In the meantime, HMC’s board and the Harvard Corporation will have to define the University’s risk tolerance. Harvard differs significantly from peers like Penn, Stanford, and Yale, which own and operate large hospital systems; and from Princeton, given its minuscule professional-school component. And at some point, Narvekar, his board, and the University will have to determine whether it is realistic to project long-term annualized returns of 8 percent. The stakes are significant: reducing the return assumption to 7 percent could imply a 20-percentage-point reduction in the funds distributed to the faculties (from 5 percent of the endowment market value to 4 percent): a shock if imposed suddenly, or a longer-term concern if phased in over time.

All those issues loom over HMC’s restructuring. “In a perfect world,” Narvekar wrote, “we would have moved through these changes over a much longer period. However, given the time needed for these changes to impact results, the HMC board of directors and I strongly believe that HMC will be in a far better position by moving quickly. We have done so.”

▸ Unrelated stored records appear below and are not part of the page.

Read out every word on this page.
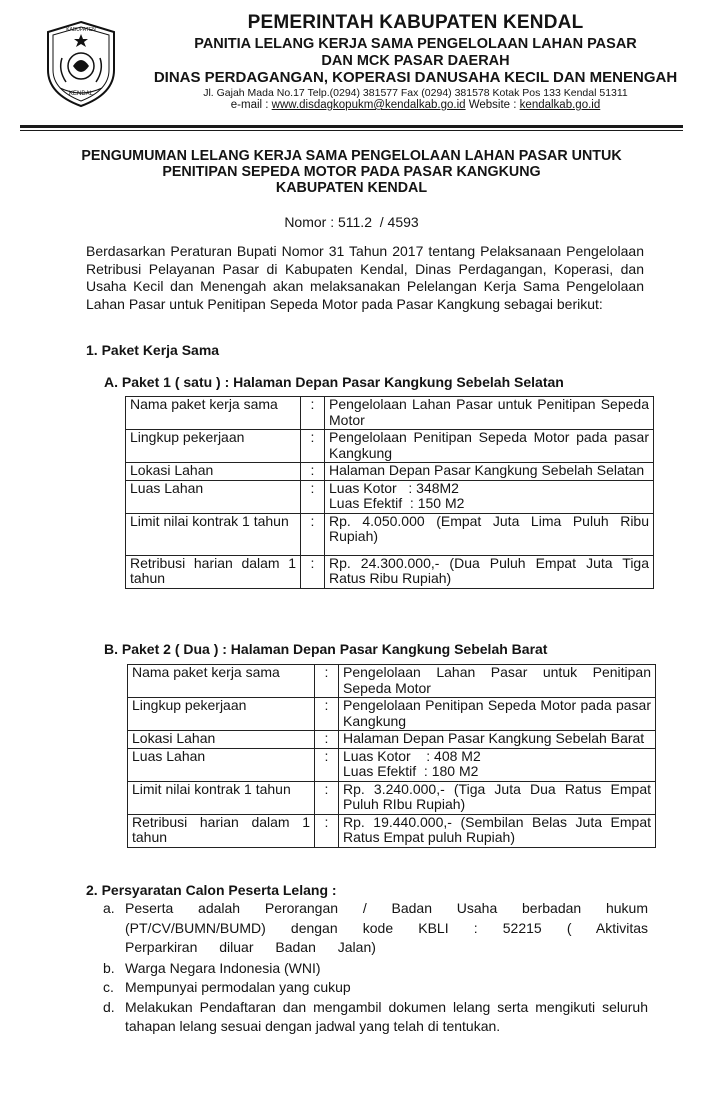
KABUPATEN
KENDAL
PEMERINTAH KABUPATEN KENDAL
PANITIA LELANG KERJA SAMA PENGELOLAAN LAHAN PASAR
DAN MCK PASAR DAERAH
DINAS PERDAGANGAN, KOPERASI DANUSAHA KECIL DAN MENENGAH
Jl. Gajah Mada No.17 Telp.(0294) 381577 Fax (0294) 381578 Kotak Pos 133 Kendal 51311
e-mail : www.disdagkopukm@kendalkab.go.id Website : kendalkab.go.id
PENGUMUMAN LELANG KERJA SAMA PENGELOLAAN LAHAN PASAR UNTUK
PENITIPAN SEPEDA MOTOR PADA PASAR KANGKUNG
KABUPATEN KENDAL
Nomor : 511.2  / 4593
Berdasarkan Peraturan Bupati Nomor 31 Tahun 2017 tentang Pelaksanaan Pengelolaan Retribusi Pelayanan Pasar di Kabupaten Kendal, Dinas Perdagangan, Koperasi, dan Usaha Kecil dan Menengah akan melaksanakan Pelelangan Kerja Sama Pengelolaan Lahan Pasar untuk Penitipan Sepeda Motor pada Pasar Kangkung sebagai berikut:
1. Paket Kerja Sama
A. Paket 1 ( satu ) : Halaman Depan Pasar Kangkung Sebelah Selatan
Nama paket kerja sama	:	Pengelolaan Lahan Pasar untuk Penitipan Sepeda Motor
Lingkup pekerjaan	:	Pengelolaan Penitipan Sepeda Motor pada pasar Kangkung
Lokasi Lahan	:	Halaman Depan Pasar Kangkung Sebelah Selatan
Luas Lahan	:	Luas Kotor   : 348M2
Luas Efektif  : 150 M2

Limit nilai kontrak 1 tahun	:	Rp. 4.050.000 (Empat Juta Lima Puluh Ribu Rupiah)
Retribusi harian dalam 1 tahun	:	Rp. 24.300.000,- (Dua Puluh Empat Juta Tiga Ratus Ribu Rupiah)
B. Paket 2 ( Dua ) : Halaman Depan Pasar Kangkung Sebelah Barat
Nama paket kerja sama	:	Pengelolaan Lahan Pasar untuk Penitipan Sepeda Motor
Lingkup pekerjaan	:	Pengelolaan Penitipan Sepeda Motor pada pasar Kangkung
Lokasi Lahan	:	Halaman Depan Pasar Kangkung Sebelah Barat
Luas Lahan	:	Luas Kotor    : 408 M2
Luas Efektif  : 180 M2

Limit nilai kontrak 1 tahun	:	Rp. 3.240.000,- (Tiga Juta Dua Ratus Empat Puluh RIbu Rupiah)
Retribusi harian dalam 1 tahun	:	Rp. 19.440.000,- (Sembilan Belas Juta Empat Ratus Empat puluh Rupiah)
2. Persyaratan Calon Peserta Lelang :
a. Peserta adalah Perorangan / Badan Usaha berbadan hukum (PT/CV/BUMN/BUMD) dengan kode KBLI : 52215 ( Aktivitas Perparkiran diluar Badan Jalan)
b. Warga Negara Indonesia (WNI)
c. Mempunyai permodalan yang cukup
d. Melakukan Pendaftaran dan mengambil dokumen lelang serta mengikuti seluruh tahapan lelang sesuai dengan jadwal yang telah di tentukan.
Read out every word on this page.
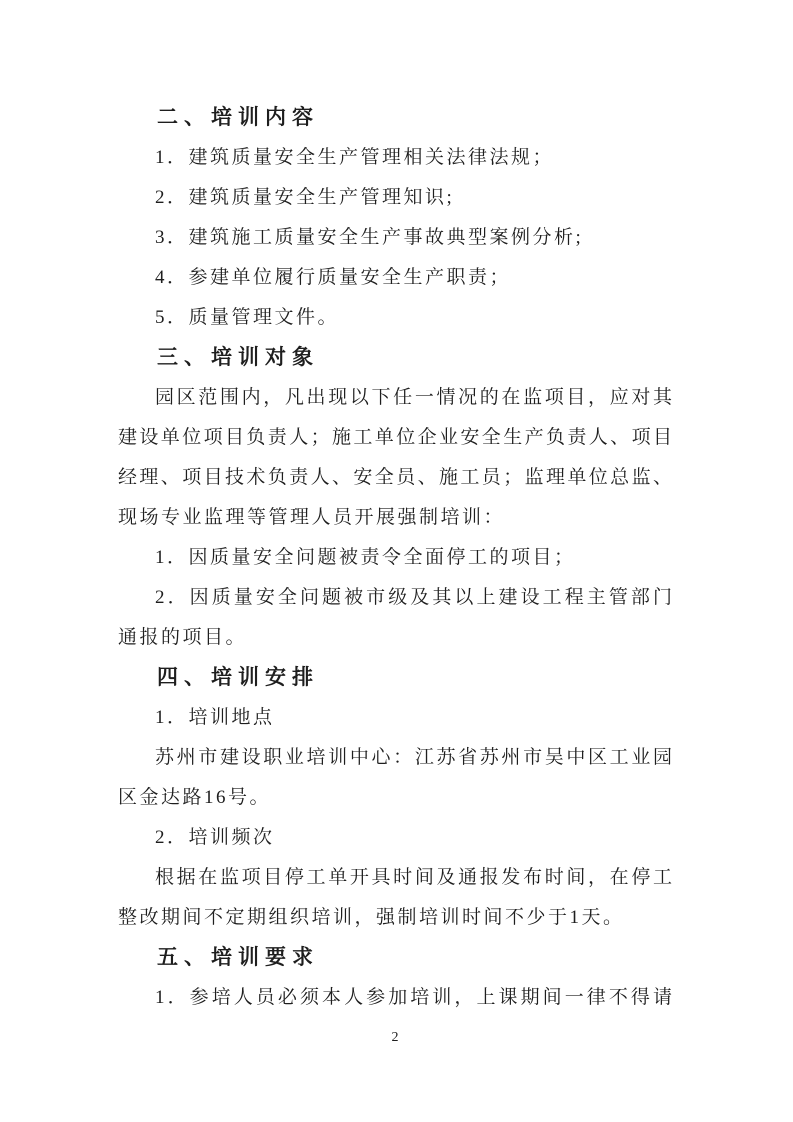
二、培训内容
1．建筑质量安全生产管理相关法律法规；
2．建筑质量安全生产管理知识;
3．建筑施工质量安全生产事故典型案例分析;
4．参建单位履行质量安全生产职责；
5．质量管理文件。
三、培训对象
园区范围内，凡出现以下任一情况的在监项目，应对其
建设单位项目负责人；施工单位企业安全生产负责人、项目
经理、项目技术负责人、安全员、施工员；监理单位总监、
现场专业监理等管理人员开展强制培训：
1．因质量安全问题被责令全面停工的项目；
2．因质量安全问题被市级及其以上建设工程主管部门
通报的项目。
四、培训安排
1．培训地点
苏州市建设职业培训中心：江苏省苏州市吴中区工业园
区金达路16号。
2．培训频次
根据在监项目停工单开具时间及通报发布时间，在停工
整改期间不定期组织培训，强制培训时间不少于1天。
五、培训要求
1．参培人员必须本人参加培训，上课期间一律不得请
2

Given fiscal 2016 investment losses and tepid 2017 returns, deans will receive level endowment distributions next year, and expected minimal gains in fiscal 2019. To ease the pain, the Corporation has decided to budget 2.5 percent to 4.5 percent increases for fiscal 2019 to 2021, beginning with the lower figure in the first year—stabilizing guidance during Harvard’s presidential and HMC’s transitions.

In light of the leverage represented by enhancing HMC’s returns over time—and the fundamental importance of those returns to the University’s academic mission—Narvekar and his colleagues continue to have the most important financial jobs at Harvard.